Grant Award Details
- To develop therapies for regeneration of the diseased eye with particular focus on macular degeneration, diabetic retinopathy, and retinitis pigmentosa.
- 1.Determine the detailed molecular mechanisms that both initiate and lead to the establishment of a perpetual state of RPE wound response.
- 2.Translate the information gained from these cell culture models to direct analysis of AMD tissue to further assess the hypothesis that AMD is fundamentally a disorder of aberrant, runaway wound response.
- 1)Sustained Subconfluent Culture is Accompanied by Profound Changes in Gene Expression
- (the above information was derived from the submitted grant proposal)
Grant Application Details
- Development of Cellular Therapies for Retinal Disease
The long term goal of our research program is regeneration of the diseased eye. Age-related macular degeneration, diabetic retinopathy, and retinitis pigmentosa are leading causes of blindness for which there are no effective treatments for the majority of cases. Loss of vision is due to progressive degeneration of the photoreceptor cells, or loss of cells that support the photoreceptors, such as retinal pigment epithelial (RPE) cells or cells in the retinal blood vessels.
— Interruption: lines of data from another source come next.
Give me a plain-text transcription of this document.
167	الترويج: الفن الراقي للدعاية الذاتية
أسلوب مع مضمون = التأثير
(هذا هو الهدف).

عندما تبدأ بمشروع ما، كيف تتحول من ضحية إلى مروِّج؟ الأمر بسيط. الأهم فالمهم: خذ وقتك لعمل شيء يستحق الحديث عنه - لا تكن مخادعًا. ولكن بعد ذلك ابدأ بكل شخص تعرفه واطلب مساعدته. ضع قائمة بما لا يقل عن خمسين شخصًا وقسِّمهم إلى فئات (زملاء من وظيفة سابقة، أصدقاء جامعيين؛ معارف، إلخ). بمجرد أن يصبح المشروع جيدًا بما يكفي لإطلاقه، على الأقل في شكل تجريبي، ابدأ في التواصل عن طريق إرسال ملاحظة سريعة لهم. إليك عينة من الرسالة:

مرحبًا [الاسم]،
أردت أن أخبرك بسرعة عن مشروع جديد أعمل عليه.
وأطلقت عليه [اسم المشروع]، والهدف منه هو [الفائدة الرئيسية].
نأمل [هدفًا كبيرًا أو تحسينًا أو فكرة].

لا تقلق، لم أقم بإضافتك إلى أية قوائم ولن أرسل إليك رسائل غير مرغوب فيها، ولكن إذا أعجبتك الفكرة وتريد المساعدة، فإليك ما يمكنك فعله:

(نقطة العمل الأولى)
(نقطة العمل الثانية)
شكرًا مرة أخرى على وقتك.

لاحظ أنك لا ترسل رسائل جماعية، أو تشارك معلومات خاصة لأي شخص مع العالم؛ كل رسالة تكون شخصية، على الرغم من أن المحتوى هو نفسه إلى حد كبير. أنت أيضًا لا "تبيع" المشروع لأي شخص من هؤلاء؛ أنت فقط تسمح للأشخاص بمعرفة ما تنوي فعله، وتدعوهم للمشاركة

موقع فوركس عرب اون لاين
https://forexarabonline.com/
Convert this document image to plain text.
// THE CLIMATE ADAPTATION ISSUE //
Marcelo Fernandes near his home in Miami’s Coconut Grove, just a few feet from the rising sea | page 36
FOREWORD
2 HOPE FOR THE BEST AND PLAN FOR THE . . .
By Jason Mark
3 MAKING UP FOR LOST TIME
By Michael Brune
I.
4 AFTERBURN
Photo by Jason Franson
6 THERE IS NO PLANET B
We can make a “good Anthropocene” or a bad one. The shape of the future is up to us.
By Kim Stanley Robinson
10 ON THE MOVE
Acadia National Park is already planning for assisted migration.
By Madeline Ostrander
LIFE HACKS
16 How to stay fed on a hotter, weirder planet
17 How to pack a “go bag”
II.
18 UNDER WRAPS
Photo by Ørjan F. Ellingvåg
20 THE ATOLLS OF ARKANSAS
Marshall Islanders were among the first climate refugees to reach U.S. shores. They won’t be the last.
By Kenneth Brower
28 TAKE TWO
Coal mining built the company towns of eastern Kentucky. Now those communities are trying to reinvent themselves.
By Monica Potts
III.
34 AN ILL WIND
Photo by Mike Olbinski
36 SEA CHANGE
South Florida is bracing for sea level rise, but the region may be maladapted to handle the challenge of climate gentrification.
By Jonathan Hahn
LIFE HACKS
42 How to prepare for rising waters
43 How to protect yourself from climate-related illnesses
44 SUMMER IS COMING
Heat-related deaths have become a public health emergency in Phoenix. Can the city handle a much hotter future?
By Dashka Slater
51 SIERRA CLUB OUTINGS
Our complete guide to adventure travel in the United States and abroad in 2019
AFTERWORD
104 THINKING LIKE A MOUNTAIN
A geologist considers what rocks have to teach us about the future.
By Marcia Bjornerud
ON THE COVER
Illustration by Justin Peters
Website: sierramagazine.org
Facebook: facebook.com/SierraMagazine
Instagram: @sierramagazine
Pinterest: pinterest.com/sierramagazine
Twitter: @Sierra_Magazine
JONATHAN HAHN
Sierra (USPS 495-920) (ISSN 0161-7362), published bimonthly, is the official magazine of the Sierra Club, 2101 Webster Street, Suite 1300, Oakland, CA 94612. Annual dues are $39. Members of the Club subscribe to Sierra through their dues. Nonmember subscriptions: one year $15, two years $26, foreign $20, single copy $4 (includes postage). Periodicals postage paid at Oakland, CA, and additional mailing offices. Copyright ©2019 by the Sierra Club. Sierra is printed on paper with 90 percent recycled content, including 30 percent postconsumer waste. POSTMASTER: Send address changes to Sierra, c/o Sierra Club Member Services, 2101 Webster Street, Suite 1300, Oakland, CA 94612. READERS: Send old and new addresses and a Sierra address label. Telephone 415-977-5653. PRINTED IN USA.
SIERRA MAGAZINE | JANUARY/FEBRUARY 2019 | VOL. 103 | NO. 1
The RPE is a pigmented cell layer that lies just behind the retinal and is necessary for photoreceptor survival. One possible strategy for treatment of these blinding diseases is to replace cells that are lost via transplantation. My work explores this approach, with the object of first identifying and characterizing sources of cells, determining the optimal parameters for transplantation, and investigating molecular, cellular and behavioral events that occur upon transplantation in animal models of retinal degeneration. In the case of age-related macular degeneration, there is a solid body of evidence that RPE cell loss is often an early event in disease progression. We have shown that RPE can be derived from human embryonic stem cells (hESC) and induced pluripotent stem cells (iPSC), and they can rescue vision in rodent and pig models of retinal dystrophy. We have joined forces with interdisciplinary teams in the UK and California to transition this work to the clinic, using RPE derived from hESC. We will also investigate other forms of RPE-based eye disease by generating iPSC from patients, differentiating them to RPE, and analyzing function. Small molecules that are candidate drugs will then be screened for functional rescue. In the case of diabetic retinopathy, we are investigating a strategy to used hESC-derived cells to repair blood vessels. Finally, in retinitis pigmentosa, we will pursue a possible route to replace photoreceptors by converting the surviving retinal ganglion cells into light sensing cells. The aim of the proposed studies is to provide foundational knowledge that will enable and guide further translation of cellular therapies to improve vision in patients.
Age-related macular degeneration (AMD), retinitis pigmentosa (RP) and diabetic retinopathy are leading causes of vision loss and blindness. Because California is the most populous state in the nation, and because the elderly constitute a greater percentage of its population, it is estimated that over 450,000 of Californians will suffer from AMD with severe vision impairment by 2020, leading to huge costs. Diabetes continues to be a major health concern, with vision loss a common outcome. Moreover, the devastating consequences of vision deficits include the progressive loss of independence and productivity, and increased risks of falls, fractures, and depression among diseased population. So this is not only a problem of the individual quality of life, but also an issue of increasing public health burden and concern. Clearly, there is a need for better treatments.
In these diseases, loss of vision is due to progressive degeneration of the light sensitive photoreceptor cells of the eye or defects in the supporting cells of the eye, including the retinal pigmented epithelium (RPE). There is now a solid body of evidence that suggests that RPE degeneration is the first step in AMD. There is no cure for these conditions at present, although studies of model experimental animals, mostly rats and mice, suggest several possible routes to therapy. One of these involves the transplantation of cells to slow the degeneration of photoreceptors by replacing key support cells lost during degeneration. My work explores this approach with the object of first identifying and characterizing sources of ocular cells, determining the optimal parameters for transplantation, and identifying molecular and cellular and behavioral events that occur upon transplantation in animal models of retinal degeneration. One source of cells for transplantation is ocular cells derived from human embryonic stem cells (hESC) or induced pluripotent stem cells (iPSC). We have shown that ocular cells, especially RPE, can be derived from both hESC and iPSC, and they can rescue visual function in rodent models of retinal dystrophy. We have shown that RPE can be derived from both hESC and iPSC, and they can rescue visual function in rodent models of retinal dystrophy. We have teamed up with an interdisciplinary disease team of stem cell biologists, materials chemists, neuroscientists, and retinal surgeons to transition this work towards clinical application for AMD, using hESC to produce RPE. Other research aims are to generate specific blood vessel cells from stem cells to replenish the retinal blood vessels in diabetic retinopathy, to generate new photosensitive cells to restore vision, and to use iPSC derived from patients to understand retinal disease and identify novel treatments. California patients with vision loss will benefit greatly from the studies proposed.